Sa mort soudaine à Séville en avril nous prive d’une intelligence claire et dévouée à la cause des plus démunis. Argentin de naissance, E. Laclau a relevé le défi de penser une politique pour le temps présent à partir de Marx, des maîtres de la French theory, Althusser, Lacan, Foucault et Derrida, de l’histoire de la politique latino-américaine et des injonctions de l’actualité. Auteur d’une analyse remarquable de la politique latino-américaine à l’aide du concept gramscien d’hégémonie, E. Laclau a proposé une théorie générale des identités et des subjectivités politiques, avec l’ambition de refonder la question de l’émancipation. À cheval entre philosophie, linguistique, psychanalyse et sciences sociales, cette théorie générale était chargée de répondre à une interpellation pressante de l’actualité : quels mécanismes de formation d’une subjectivité politique peut-on identifier à une époque de fragmentation des identités sociales, de déplacement des idéologies, de dislocation du sujet ouvrier, porteur du conflit de classes ? L’émancipation était la perspective directrice de ce questionnement. Repensée à partir du programme progressiste des populismes latino-américains « classiques » (en particulier le péronisme) et contemporains (à partir de la « révolution bolivarienne » au Venezuela), elle irriguait le projet d’une démocratie radicale opposée au néolibéralisme triomphant des années 1980. C’est à ce programme de recherche, entre théorie et engagement, qu’Ernesto Laclau a initié avec Chantal Mouffe plusieurs générations de chercheurs au Centre for Theoretical Studies in the Humanities and Social Sciences de l’Université d’Essex (UK).

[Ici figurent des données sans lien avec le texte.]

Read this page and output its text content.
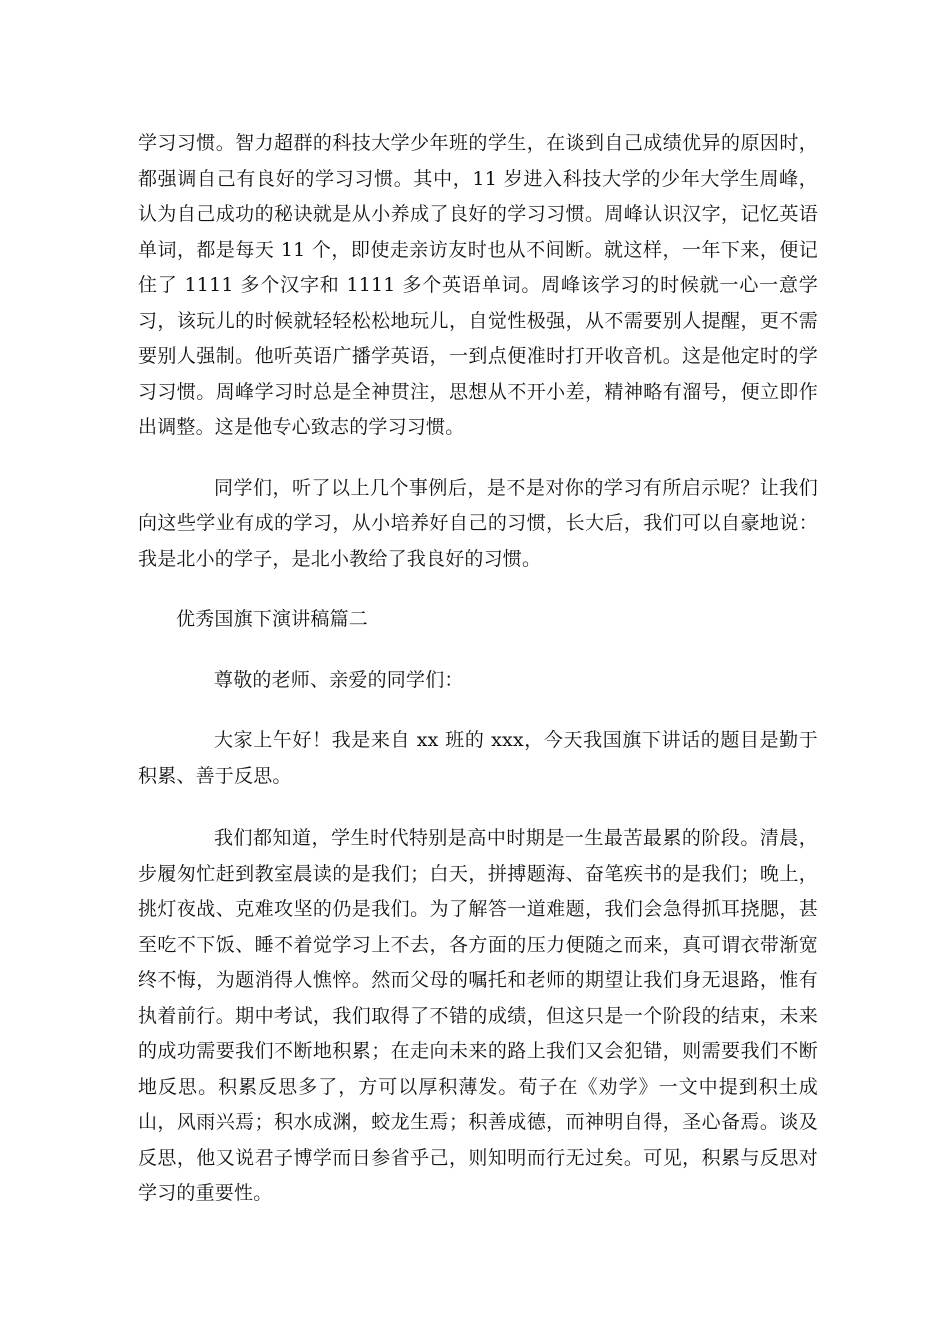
学习习惯。智力超群的科技大学少年班的学生，在谈到自己成绩优异的原因时，都强调自己有良好的学习习惯。其中，11 岁进入科技大学的少年大学生周峰，认为自己成功的秘诀就是从小养成了良好的学习习惯。周峰认识汉字，记忆英语单词，都是每天 11 个，即使走亲访友时也从不间断。就这样，一年下来，便记住了 1111 多个汉字和 1111 多个英语单词。周峰该学习的时候就一心一意学习，该玩儿的时候就轻轻松松地玩儿，自觉性极强，从不需要别人提醒，更不需要别人强制。他听英语广播学英语，一到点便准时打开收音机。这是他定时的学习习惯。周峰学习时总是全神贯注，思想从不开小差，精神略有溜号，便立即作出调整。这是他专心致志的学习习惯。

同学们，听了以上几个事例后，是不是对你的学习有所启示呢？让我们向这些学业有成的学习，从小培养好自己的习惯，长大后，我们可以自豪地说：我是北小的学子，是北小教给了我良好的习惯。

优秀国旗下演讲稿篇二

尊敬的老师、亲爱的同学们：

大家上午好！我是来自 xx 班的 xxx，今天我国旗下讲话的题目是勤于积累、善于反思。

我们都知道，学生时代特别是高中时期是一生最苦最累的阶段。清晨，步履匆忙赶到教室晨读的是我们；白天，拼搏题海、奋笔疾书的是我们；晚上，挑灯夜战、克难攻坚的仍是我们。为了解答一道难题，我们会急得抓耳挠腮，甚至吃不下饭、睡不着觉学习上不去，各方面的压力便随之而来，真可谓衣带渐宽终不悔，为题消得人憔悴。然而父母的嘱托和老师的期望让我们身无退路，惟有执着前行。期中考试，我们取得了不错的成绩，但这只是一个阶段的结束，未来的成功需要我们不断地积累；在走向未来的路上我们又会犯错，则需要我们不断地反思。积累反思多了，方可以厚积薄发。荀子在《劝学》一文中提到积土成山，风雨兴焉；积水成渊，蛟龙生焉；积善成德，而神明自得，圣心备焉。谈及反思，他又说君子博学而日参省乎己，则知明而行无过矣。可见，积累与反思对学习的重要性。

Programme doublement fécond : d’abord pour la philosophie critique, ensuite pour les sciences sociales en quête de nouveaux prismes d’analyse pour problématiser le politique. Le projet de Laclau rejoint le programme de la philosophie politique après Marx, mais essaie d’en dépasser les apories. La principale difficulté du matérialisme dialectique de Marx demeure de pouvoir identifier le moment de la subjectivité, en tant qu’il est le moteur de l’action politique : casse-tête théorique souvent réduit abusivement au problème de la « conscience de classe » auquel Laclau a répondu brillamment en proposant une analyse de la manière dont des subjectivités hétérogènes peuvent s’unir et faire peuple, de manière radicalement contingente, au travers notamment de ce qu’il a appelé des « chaînes d’équivalence », qui agrègent les revendications entre elles. Dans cette approche l’économique n’est pas gommé mais il se trouve articulé à d’autres dimensions de la domination, telles que la racialisation ou le genre. Le marxisme peut trouver ici un nouvel élan, allégé de son économisme, sans que pour autant la dimension économique ne soit évacuée de l’analyse. Il redevient une machine de guerre pour questionner la philosophie politique et ouvrir des alternatives politiques à l’aune des mécanismes sociaux observables.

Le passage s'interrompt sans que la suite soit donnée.